Aug. 21, 2016 11:41 p.m.

Imagine if you were told that funding for your university organization would be withheld based on your political beliefs. That would sound a lot like 1950s McCarthyism. But sadly, this was the reality of being a student at UCLA last year, and may soon become the reality for many more if California passes a widely criticized bill under consideration. The bill aims to penalize support for boycotts related to Israeli human rights abuses, prohibiting the state from contracting with businesses that abide by such boycotts.

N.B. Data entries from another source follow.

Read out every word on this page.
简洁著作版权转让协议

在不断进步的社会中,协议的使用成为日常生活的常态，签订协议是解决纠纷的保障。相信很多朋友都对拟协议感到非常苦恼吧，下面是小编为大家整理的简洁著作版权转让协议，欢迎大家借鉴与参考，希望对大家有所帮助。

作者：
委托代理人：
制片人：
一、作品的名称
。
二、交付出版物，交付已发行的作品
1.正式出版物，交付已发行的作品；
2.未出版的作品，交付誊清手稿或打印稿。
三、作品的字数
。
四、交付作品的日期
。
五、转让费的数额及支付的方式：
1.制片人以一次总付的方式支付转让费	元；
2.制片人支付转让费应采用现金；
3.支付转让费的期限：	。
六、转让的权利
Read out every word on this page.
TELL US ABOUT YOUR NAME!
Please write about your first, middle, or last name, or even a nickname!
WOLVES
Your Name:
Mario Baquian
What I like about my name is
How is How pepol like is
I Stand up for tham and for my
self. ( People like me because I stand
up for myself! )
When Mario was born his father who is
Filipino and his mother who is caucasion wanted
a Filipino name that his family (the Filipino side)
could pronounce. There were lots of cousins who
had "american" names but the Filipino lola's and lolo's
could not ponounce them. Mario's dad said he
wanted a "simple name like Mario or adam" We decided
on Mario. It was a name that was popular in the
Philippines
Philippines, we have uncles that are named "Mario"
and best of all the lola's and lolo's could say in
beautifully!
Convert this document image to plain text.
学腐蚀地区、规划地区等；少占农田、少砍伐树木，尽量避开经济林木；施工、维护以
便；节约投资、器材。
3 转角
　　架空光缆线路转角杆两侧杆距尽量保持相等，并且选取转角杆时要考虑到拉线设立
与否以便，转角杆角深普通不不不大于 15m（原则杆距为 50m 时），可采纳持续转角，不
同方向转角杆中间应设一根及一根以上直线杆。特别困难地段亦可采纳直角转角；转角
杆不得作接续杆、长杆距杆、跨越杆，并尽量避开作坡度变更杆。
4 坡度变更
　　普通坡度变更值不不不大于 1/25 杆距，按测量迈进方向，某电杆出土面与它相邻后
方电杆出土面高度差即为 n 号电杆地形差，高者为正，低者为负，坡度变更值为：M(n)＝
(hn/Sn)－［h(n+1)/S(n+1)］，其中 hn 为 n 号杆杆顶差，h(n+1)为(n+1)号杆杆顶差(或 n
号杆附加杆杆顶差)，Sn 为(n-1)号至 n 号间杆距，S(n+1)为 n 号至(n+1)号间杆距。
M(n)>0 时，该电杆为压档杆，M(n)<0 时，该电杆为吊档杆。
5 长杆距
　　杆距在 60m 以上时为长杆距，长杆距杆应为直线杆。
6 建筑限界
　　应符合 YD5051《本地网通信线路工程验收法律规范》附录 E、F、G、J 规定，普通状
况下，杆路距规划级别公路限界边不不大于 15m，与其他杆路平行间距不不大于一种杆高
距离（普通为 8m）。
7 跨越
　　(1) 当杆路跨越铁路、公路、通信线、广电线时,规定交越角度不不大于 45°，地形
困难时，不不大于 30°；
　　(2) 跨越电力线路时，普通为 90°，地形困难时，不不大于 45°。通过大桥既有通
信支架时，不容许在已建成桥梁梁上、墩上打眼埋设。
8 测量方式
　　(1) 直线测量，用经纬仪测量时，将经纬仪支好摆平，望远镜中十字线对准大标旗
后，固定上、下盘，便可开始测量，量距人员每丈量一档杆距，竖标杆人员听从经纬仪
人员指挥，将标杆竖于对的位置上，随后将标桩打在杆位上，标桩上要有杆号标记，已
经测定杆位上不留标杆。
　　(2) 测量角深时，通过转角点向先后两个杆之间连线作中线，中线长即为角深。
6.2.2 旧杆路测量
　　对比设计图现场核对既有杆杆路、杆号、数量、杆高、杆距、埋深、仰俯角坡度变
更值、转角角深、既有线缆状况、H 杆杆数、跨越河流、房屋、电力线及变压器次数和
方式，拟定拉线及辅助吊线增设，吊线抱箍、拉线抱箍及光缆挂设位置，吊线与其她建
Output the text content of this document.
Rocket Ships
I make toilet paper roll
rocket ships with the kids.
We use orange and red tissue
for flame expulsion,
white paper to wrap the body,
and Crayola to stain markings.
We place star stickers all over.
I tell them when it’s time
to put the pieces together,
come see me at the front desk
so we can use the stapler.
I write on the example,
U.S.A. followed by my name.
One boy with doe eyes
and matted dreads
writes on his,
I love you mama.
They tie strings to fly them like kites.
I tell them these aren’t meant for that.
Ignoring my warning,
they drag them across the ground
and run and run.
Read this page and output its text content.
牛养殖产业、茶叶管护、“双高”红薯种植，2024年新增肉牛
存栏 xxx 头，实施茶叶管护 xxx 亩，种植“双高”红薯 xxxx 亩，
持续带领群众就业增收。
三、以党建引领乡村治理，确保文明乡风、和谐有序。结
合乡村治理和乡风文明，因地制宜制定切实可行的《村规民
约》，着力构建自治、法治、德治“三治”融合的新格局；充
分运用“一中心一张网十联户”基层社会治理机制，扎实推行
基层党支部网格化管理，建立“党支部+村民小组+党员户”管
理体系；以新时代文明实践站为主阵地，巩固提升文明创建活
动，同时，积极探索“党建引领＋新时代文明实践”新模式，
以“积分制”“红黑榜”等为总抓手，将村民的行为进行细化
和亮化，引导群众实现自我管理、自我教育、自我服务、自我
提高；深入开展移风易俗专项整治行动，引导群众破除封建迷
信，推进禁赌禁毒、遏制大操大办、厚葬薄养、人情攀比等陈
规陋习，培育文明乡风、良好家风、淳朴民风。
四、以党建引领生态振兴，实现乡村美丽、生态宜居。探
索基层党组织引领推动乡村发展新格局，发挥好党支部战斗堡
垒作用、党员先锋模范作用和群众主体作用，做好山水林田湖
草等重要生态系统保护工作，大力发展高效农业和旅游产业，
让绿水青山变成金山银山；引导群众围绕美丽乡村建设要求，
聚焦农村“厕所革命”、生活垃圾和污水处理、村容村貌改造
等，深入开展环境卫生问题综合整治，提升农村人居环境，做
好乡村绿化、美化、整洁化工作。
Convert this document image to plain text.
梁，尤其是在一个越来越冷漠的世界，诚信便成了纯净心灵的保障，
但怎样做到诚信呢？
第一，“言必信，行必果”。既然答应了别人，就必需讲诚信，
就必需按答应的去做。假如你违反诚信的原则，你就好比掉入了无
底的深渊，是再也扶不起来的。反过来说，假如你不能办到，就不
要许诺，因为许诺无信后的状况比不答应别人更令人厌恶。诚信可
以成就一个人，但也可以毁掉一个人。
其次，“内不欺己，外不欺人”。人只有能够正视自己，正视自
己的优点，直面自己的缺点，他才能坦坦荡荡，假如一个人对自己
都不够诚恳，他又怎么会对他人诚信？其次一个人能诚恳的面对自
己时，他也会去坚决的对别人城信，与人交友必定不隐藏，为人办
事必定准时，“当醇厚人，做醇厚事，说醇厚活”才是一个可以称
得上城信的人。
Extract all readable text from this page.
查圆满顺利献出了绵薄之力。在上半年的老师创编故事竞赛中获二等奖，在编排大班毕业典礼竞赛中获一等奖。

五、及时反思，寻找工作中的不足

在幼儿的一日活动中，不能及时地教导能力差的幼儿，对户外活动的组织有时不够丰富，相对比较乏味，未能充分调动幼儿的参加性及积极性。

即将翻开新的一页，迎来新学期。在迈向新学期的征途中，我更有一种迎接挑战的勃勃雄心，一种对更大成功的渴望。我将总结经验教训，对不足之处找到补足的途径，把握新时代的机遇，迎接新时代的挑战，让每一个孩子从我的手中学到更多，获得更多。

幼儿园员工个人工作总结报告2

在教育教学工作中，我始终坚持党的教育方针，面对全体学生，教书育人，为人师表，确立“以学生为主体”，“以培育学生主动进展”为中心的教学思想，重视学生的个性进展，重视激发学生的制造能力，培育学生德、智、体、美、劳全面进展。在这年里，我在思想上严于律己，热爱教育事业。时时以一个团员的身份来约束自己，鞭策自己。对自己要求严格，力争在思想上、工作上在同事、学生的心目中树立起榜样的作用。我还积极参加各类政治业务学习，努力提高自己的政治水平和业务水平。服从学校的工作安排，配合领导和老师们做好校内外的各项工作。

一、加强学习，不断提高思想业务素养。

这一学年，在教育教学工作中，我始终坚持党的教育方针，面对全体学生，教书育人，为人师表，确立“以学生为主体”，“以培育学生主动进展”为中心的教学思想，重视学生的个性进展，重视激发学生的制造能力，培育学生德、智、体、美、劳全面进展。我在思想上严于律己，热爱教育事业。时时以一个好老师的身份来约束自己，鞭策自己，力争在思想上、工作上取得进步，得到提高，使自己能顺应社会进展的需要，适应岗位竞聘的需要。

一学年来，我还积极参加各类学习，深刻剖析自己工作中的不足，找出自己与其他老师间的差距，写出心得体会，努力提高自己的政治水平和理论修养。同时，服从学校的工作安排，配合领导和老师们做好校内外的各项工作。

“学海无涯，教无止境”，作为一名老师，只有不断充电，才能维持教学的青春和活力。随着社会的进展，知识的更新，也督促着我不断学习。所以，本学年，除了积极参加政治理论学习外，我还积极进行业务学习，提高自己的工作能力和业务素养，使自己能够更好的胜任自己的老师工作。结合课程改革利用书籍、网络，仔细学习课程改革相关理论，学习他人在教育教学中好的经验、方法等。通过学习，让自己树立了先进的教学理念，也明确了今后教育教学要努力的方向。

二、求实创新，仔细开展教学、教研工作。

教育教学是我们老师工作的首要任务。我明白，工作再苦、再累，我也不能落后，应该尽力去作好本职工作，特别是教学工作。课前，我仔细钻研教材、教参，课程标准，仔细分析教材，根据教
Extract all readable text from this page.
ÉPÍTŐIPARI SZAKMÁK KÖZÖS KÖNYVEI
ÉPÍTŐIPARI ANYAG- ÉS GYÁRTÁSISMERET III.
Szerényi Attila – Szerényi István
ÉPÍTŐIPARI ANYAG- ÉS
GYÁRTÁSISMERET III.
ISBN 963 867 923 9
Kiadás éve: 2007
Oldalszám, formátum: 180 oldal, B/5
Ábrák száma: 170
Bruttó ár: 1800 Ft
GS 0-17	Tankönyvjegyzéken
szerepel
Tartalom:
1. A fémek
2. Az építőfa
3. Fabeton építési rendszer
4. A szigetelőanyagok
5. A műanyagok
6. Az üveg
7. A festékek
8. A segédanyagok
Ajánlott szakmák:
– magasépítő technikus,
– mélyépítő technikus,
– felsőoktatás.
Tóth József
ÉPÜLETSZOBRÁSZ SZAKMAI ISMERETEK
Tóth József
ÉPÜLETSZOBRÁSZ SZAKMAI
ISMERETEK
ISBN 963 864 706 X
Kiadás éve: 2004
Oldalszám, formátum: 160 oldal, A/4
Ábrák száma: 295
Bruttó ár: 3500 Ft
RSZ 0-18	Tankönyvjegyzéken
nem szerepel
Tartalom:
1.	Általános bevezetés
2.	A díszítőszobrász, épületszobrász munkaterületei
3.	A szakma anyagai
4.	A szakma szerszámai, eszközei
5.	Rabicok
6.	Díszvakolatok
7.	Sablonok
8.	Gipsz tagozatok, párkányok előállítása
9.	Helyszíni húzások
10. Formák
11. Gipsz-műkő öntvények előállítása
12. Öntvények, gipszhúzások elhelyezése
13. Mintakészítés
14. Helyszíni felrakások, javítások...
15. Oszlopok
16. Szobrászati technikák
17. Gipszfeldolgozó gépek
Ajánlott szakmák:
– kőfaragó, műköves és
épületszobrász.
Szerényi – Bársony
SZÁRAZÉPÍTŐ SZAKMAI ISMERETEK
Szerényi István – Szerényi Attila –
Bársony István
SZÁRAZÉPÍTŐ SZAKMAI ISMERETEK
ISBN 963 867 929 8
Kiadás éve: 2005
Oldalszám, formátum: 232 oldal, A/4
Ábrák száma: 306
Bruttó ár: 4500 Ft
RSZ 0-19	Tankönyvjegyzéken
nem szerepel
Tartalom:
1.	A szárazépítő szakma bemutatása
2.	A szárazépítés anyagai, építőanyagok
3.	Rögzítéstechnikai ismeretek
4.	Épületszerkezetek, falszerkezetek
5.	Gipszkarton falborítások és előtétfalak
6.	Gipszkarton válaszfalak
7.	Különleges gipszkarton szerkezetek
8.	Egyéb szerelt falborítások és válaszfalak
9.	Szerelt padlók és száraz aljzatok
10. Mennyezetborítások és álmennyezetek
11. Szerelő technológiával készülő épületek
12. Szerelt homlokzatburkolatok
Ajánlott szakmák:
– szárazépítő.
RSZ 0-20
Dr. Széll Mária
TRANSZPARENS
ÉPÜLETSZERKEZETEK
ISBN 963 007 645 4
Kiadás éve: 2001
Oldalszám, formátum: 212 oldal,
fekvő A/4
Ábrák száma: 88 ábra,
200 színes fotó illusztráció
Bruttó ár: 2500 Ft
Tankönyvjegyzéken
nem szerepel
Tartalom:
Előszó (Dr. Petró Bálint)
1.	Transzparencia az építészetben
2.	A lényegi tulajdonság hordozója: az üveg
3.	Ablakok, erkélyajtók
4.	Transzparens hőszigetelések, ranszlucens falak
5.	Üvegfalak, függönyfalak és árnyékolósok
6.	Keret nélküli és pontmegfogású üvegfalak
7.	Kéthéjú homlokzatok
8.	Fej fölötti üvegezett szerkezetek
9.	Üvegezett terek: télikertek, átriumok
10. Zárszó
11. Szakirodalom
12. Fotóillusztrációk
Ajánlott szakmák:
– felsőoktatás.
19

Such penalization by a public figure took place on our campus last year. The UCLA Graduate Students Association president told an organization I worked with, the Diversity Caucus, an organization that intends to encourage partnerships between student organizations with goals of promoting better campus climate, that we could only receive financial support if we had “zero connection with ‘Divest from Israel’ or any equivalent movement/organization.” If we engaged with supporters of divestment directly or indirectly, our funding would be revoked. Essentially, organizations were blacklisted based on viewpoint and we were threatened with the loss of funding, which impacted any further efforts we could make toward improving campus climate and promoting collaboration at UCLA.

In a report released this summer on the controversy, the UCLA Office of Discrimination Prevention confirmed that the university’s GSA president violated campus policy and our rights by attempting to defund student groups using biased and discriminatory criteria. Civil rights attorneys affirmed that these funding restrictions violated constitutional free speech rights and urged that “student governments distribute funding in a viewpoint neutral manner.” The UCLA report also finds that GSA implemented these discriminatory practices through selective, nondemocratic means and harmed the campus climate.

I can speak to this firsthand as an educator and member of the Diversity Caucus, an organization that seeks to work with the Department of Social Welfare to address and overcome barriers to diversity. Free, open debate for students of all backgrounds must be protected. Discrimination of this sort should never be tolerated at a public university in the United States. If diversity on a public campus means anything, we should engage directly with each other when our worldviews clash, not suppress the perspectives we do not like.

This incident of suppression is sadly part of a larger pattern of punishment against advocates for Palestinian rights. Palestine Legal has identified attempts from California to New York to blacklist companies that support of the boycott, divestment and sanctions or BDS movement for Palestinian freedom and equality through measures that would deny them access to state contracts.

In a particularly egregious example of this suppression, the efforts of the California public officials are to no longer penalize individual boycotts directly but instead single out companies at a larger scale and perpetuate an anti-BDS culture. The Los Angeles Times and others have condemned these efforts as McCarthyist threats to free speech.

At UCLA, we don’t need to wonder about what the chilling effects will be. We are already all too familiar with blacklists, attempts to censor free speech and threats to deny funding. If California adopts the anti-BDS legislation currently being debated by the state government, we know what the impact will be. We know what protections the U.S. Constitution guarantees: We cannot blacklist boycotts or suppress free speech just because we don’t agree with what is being said. A student body president cannot get away with blacklisting pro-divestment groups, nor should the state legislature.

Too many public officials have little interest in protecting our campus climate, civil rights or free speech; they show more interest in scaring people, especially young people, from exercising their constitutional rights to demand their tax and tuition dollars be spent in socially responsible ways.

Whether on campus or at the state level, our rights should be protected. Californians must be able to freely engage in discussion about one of the most important foreign policy debates of our time.

Brar is a graduate student in human development and psychology.